While researching our solar installation I came across a website, PVOutput which records the solar output of thousands of (mostly grid-tied) installations all across the world. Basically, owners of solar PV installations configure their systems to send generation data to PVOutput, and there it's logged, graphed and analysed a thousand different ways.

Being the nerd that I am, I knew that I'd have to hook our system up once I got it operational, if only so that I can keep tabs on it remotely when I'm not there. But the first problem is, how to get the place on the Internet?

As it turns out, we have fantastic 3G mobile coverage with Telstra, and I've been using one of their 4G USB dongles on site for some time with my laptop. But we're on a power budget, so how to maintain an Internet connection without running a full size, power hungry PC?

I found the answer in one of these.  They're an Intel-compatible PC (running a 1.6GHz Atom processor) but only use .. get this .. 5W of power idle, and 8W flat out!
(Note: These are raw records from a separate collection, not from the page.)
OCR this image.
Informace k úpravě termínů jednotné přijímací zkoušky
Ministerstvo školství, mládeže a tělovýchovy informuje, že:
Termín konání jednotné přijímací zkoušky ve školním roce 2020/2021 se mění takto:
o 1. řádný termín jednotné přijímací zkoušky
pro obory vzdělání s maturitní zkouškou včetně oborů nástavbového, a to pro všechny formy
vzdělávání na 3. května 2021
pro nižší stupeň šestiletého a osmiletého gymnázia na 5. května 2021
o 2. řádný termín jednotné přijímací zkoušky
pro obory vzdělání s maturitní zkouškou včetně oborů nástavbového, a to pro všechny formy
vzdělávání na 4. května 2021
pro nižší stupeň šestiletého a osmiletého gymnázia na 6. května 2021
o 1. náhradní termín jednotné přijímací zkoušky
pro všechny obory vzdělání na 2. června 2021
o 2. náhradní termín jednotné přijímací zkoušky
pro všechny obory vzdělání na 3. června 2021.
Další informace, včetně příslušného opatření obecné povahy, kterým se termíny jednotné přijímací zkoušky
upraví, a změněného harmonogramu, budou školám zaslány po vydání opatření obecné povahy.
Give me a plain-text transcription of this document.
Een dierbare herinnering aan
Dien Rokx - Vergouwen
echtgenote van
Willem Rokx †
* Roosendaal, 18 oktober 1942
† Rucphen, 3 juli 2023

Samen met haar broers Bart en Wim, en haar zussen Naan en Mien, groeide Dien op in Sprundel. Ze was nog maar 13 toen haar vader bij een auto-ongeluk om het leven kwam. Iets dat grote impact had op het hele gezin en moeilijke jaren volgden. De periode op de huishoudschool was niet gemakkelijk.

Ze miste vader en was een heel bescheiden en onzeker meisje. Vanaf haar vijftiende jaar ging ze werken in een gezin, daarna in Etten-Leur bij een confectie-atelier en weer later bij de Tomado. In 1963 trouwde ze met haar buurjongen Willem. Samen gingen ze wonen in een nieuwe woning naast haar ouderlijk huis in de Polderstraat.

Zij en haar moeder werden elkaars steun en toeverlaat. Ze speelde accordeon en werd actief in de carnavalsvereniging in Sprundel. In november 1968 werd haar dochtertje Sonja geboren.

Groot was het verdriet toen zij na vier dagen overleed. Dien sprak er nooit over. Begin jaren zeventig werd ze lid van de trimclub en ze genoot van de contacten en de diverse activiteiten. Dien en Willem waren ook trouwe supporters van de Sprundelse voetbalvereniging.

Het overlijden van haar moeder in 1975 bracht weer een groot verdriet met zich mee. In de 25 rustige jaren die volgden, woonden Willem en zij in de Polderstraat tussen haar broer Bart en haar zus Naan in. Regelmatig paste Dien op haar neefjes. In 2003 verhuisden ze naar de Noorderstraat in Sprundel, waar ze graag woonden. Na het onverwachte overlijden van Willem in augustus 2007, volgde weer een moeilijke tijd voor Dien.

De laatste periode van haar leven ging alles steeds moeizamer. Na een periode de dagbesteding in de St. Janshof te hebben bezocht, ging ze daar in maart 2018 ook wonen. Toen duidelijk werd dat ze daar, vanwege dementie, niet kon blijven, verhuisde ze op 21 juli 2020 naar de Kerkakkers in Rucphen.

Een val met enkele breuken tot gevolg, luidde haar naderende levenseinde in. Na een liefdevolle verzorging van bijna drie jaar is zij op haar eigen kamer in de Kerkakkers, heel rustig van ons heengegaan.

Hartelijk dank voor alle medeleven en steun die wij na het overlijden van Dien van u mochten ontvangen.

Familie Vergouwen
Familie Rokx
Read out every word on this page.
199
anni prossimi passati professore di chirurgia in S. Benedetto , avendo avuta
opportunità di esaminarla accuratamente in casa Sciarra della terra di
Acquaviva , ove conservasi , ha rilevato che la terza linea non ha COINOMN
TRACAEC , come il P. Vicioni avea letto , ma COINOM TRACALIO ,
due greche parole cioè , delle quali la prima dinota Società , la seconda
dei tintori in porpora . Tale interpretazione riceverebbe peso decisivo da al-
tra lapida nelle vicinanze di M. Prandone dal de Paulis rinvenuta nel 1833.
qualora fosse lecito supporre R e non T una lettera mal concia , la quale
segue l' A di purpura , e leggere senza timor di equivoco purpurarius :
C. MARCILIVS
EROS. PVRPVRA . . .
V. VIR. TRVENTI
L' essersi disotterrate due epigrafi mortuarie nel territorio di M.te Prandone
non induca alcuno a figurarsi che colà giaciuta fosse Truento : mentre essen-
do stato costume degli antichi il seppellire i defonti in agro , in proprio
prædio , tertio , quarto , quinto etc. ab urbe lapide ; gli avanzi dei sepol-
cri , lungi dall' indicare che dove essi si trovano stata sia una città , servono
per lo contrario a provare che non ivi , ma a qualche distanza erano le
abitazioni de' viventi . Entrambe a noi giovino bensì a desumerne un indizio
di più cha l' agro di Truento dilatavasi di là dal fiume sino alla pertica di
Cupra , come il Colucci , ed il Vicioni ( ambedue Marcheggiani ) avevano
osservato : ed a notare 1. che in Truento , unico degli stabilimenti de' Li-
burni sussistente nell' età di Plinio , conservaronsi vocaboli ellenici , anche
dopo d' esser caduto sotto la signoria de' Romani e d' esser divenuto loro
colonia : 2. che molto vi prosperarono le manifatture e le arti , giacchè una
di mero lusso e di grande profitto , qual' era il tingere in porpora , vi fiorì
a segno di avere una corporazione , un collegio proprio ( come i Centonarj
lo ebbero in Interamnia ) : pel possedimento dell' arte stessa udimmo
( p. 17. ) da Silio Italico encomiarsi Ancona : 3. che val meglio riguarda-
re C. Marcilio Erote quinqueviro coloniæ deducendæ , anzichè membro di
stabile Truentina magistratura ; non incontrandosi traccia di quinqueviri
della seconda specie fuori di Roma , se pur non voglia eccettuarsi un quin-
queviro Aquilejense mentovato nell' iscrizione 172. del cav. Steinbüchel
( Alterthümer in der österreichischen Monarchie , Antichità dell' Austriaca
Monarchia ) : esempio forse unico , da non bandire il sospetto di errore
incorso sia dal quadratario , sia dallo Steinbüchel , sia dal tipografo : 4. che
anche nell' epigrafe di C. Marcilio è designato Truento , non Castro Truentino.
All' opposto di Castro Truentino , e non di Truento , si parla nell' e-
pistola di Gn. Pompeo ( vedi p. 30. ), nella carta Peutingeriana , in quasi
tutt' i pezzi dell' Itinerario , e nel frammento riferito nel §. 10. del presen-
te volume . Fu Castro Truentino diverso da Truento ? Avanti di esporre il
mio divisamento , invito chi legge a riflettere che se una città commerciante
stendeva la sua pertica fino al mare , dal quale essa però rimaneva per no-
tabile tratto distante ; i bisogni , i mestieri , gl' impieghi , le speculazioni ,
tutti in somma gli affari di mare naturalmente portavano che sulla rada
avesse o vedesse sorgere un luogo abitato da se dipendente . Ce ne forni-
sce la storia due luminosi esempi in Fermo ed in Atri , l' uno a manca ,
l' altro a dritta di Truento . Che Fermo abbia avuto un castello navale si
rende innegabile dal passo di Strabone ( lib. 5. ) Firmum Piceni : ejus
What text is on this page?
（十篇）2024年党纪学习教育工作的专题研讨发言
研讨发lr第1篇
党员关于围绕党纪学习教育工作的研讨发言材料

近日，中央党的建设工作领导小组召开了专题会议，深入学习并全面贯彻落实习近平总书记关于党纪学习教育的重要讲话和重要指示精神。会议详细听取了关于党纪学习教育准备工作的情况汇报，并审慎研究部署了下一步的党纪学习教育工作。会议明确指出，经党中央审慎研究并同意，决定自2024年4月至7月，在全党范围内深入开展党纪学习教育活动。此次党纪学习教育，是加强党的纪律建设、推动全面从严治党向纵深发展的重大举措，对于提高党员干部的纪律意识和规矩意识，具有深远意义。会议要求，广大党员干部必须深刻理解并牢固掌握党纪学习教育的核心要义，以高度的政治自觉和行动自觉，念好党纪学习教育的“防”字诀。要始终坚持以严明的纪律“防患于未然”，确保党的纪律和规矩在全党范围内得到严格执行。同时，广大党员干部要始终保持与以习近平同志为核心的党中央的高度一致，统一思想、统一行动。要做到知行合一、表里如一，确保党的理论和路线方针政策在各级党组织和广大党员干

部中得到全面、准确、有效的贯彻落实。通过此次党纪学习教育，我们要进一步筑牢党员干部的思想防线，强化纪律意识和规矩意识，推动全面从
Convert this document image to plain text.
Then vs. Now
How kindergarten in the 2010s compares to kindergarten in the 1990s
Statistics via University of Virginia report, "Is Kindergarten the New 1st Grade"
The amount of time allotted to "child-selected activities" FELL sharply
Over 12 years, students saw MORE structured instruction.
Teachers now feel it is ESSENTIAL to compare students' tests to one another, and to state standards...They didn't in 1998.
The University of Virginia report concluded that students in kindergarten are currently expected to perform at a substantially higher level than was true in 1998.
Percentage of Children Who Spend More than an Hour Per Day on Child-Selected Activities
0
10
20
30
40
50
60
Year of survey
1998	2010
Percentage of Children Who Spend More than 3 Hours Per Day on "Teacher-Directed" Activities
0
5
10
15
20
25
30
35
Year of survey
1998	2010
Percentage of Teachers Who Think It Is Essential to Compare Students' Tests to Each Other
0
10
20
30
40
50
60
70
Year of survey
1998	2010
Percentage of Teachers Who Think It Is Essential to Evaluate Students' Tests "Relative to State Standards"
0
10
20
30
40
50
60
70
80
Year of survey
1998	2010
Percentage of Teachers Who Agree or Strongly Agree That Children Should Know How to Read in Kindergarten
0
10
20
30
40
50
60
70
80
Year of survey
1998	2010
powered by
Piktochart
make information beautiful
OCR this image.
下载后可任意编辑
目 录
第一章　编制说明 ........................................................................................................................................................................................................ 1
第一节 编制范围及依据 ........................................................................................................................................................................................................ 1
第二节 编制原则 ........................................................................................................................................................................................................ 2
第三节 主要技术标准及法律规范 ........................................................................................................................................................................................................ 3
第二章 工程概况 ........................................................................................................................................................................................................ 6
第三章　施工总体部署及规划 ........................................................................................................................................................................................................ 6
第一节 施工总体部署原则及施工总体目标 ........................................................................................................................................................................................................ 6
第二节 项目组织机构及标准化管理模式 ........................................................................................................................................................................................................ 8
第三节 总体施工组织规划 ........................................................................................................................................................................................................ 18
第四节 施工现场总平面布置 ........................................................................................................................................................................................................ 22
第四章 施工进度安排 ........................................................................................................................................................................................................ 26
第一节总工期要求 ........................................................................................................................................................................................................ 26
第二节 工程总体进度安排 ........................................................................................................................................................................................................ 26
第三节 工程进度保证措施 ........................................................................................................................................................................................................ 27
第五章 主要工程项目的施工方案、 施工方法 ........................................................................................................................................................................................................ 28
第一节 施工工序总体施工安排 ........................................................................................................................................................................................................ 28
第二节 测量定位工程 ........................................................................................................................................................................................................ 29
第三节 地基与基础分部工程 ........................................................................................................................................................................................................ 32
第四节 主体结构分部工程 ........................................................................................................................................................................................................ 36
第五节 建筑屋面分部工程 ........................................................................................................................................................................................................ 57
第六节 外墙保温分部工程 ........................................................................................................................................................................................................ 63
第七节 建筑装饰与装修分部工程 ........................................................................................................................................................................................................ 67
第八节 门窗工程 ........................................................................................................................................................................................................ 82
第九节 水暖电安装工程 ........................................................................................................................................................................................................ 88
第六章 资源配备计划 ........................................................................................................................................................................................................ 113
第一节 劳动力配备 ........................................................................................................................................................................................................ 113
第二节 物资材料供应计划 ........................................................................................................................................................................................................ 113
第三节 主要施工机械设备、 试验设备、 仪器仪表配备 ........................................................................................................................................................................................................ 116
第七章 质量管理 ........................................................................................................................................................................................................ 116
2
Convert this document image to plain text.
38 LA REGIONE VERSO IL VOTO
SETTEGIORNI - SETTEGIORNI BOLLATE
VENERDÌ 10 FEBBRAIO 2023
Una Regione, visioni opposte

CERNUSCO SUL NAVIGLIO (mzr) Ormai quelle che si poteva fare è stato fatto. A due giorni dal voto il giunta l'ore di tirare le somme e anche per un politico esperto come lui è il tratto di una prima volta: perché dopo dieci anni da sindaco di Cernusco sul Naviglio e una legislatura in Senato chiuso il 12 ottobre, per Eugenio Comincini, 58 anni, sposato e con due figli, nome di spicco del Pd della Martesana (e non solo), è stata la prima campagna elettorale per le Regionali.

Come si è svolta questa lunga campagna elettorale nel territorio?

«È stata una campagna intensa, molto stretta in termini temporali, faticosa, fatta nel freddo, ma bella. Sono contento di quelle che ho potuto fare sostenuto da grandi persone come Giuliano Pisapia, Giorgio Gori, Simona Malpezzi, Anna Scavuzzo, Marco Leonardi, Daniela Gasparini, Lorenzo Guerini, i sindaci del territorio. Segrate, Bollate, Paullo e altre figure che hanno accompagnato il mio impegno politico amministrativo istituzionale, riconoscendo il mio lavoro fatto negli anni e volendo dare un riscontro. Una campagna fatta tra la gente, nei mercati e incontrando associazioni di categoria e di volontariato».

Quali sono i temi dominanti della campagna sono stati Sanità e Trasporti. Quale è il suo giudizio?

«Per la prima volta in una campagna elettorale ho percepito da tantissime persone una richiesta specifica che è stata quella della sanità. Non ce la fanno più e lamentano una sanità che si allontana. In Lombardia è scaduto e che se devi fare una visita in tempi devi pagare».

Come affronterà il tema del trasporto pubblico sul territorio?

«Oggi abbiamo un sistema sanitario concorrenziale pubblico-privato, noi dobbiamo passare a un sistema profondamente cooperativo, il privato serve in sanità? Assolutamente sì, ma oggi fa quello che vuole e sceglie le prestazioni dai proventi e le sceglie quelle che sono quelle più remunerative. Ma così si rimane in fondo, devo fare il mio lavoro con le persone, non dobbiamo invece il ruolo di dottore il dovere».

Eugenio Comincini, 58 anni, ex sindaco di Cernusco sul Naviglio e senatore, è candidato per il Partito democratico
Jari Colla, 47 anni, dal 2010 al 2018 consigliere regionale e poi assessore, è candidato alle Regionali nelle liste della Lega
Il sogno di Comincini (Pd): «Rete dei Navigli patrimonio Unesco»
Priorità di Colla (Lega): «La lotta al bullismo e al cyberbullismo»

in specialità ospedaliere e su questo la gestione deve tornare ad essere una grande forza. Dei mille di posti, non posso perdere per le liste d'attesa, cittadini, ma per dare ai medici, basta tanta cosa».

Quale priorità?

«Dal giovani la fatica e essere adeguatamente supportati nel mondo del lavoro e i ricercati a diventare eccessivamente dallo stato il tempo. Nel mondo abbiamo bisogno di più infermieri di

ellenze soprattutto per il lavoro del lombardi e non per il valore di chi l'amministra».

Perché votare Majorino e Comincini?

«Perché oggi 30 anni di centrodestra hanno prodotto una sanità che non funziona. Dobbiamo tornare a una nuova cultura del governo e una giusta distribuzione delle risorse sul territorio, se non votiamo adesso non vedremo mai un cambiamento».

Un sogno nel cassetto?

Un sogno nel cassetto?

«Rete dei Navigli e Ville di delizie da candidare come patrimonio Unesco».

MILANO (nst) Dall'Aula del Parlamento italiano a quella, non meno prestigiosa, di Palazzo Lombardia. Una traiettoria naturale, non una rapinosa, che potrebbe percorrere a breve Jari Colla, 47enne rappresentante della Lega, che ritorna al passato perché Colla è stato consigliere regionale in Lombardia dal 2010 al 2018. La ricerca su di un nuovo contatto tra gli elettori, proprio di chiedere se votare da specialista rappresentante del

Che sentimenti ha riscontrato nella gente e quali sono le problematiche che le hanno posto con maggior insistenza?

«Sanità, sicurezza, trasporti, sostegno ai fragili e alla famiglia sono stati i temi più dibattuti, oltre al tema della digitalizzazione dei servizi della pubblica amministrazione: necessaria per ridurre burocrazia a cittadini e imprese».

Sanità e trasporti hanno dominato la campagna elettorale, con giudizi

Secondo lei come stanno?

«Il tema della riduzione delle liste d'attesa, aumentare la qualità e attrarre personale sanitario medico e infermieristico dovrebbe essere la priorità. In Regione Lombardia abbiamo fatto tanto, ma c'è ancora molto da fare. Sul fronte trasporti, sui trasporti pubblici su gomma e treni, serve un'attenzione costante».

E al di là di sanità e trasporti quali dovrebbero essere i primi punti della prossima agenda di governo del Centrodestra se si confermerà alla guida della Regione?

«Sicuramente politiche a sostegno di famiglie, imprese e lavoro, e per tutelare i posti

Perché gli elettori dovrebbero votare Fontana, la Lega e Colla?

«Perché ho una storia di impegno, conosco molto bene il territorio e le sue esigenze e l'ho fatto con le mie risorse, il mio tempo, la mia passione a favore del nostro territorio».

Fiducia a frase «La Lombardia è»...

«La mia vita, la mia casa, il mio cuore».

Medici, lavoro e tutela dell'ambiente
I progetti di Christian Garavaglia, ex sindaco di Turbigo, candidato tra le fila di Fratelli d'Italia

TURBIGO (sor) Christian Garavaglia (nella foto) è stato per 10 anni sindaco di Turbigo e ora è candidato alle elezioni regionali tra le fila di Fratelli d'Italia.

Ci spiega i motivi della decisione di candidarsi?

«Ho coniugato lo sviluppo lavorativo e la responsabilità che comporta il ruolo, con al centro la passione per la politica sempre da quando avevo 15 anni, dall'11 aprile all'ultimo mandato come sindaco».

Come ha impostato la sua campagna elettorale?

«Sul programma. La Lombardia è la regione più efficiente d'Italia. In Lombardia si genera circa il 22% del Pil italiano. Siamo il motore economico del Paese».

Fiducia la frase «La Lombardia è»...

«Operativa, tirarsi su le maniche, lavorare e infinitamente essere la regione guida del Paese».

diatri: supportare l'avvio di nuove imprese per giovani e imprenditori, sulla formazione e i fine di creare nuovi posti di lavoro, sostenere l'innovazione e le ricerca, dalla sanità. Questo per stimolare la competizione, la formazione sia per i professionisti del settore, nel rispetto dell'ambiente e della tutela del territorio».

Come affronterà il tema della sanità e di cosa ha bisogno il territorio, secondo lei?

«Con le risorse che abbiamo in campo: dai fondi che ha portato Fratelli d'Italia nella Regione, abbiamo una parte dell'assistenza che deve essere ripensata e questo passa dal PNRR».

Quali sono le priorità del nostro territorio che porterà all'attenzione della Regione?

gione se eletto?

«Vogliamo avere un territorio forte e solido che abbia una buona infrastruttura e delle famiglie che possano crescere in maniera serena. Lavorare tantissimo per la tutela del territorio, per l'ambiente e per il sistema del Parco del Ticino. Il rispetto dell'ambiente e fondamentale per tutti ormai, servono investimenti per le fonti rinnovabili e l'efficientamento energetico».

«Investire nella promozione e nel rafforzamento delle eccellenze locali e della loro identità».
And they're tiny, about the size (and as it turns out, the contents) of my wallet.

On it I'm running a Linux operating system (CentOS 6.4 to be exact) and I'm using a little application called SMA-Bluetooth, which connects to our Sunny Boy inverter using .. you guessed it, Bluetooth, reads off the power generation data and uploads it to PVOutput.

The result is pretty amazing :) Click the pictures for the live graphs - you can even see what power is being generated every 15 minutes (during the daytime, of course ;) ). We live in the future!

Being an off-grid installation and we're not yet using much (if any) power, the system has the batteries fully charged and so we're basically only generating around 100W of power during the day, which serves to power the inverters (about 40W) and trickle charge the batteries. The spike in the morning serves to replenish what the inverters (and my little 5W PC!) has used overnight.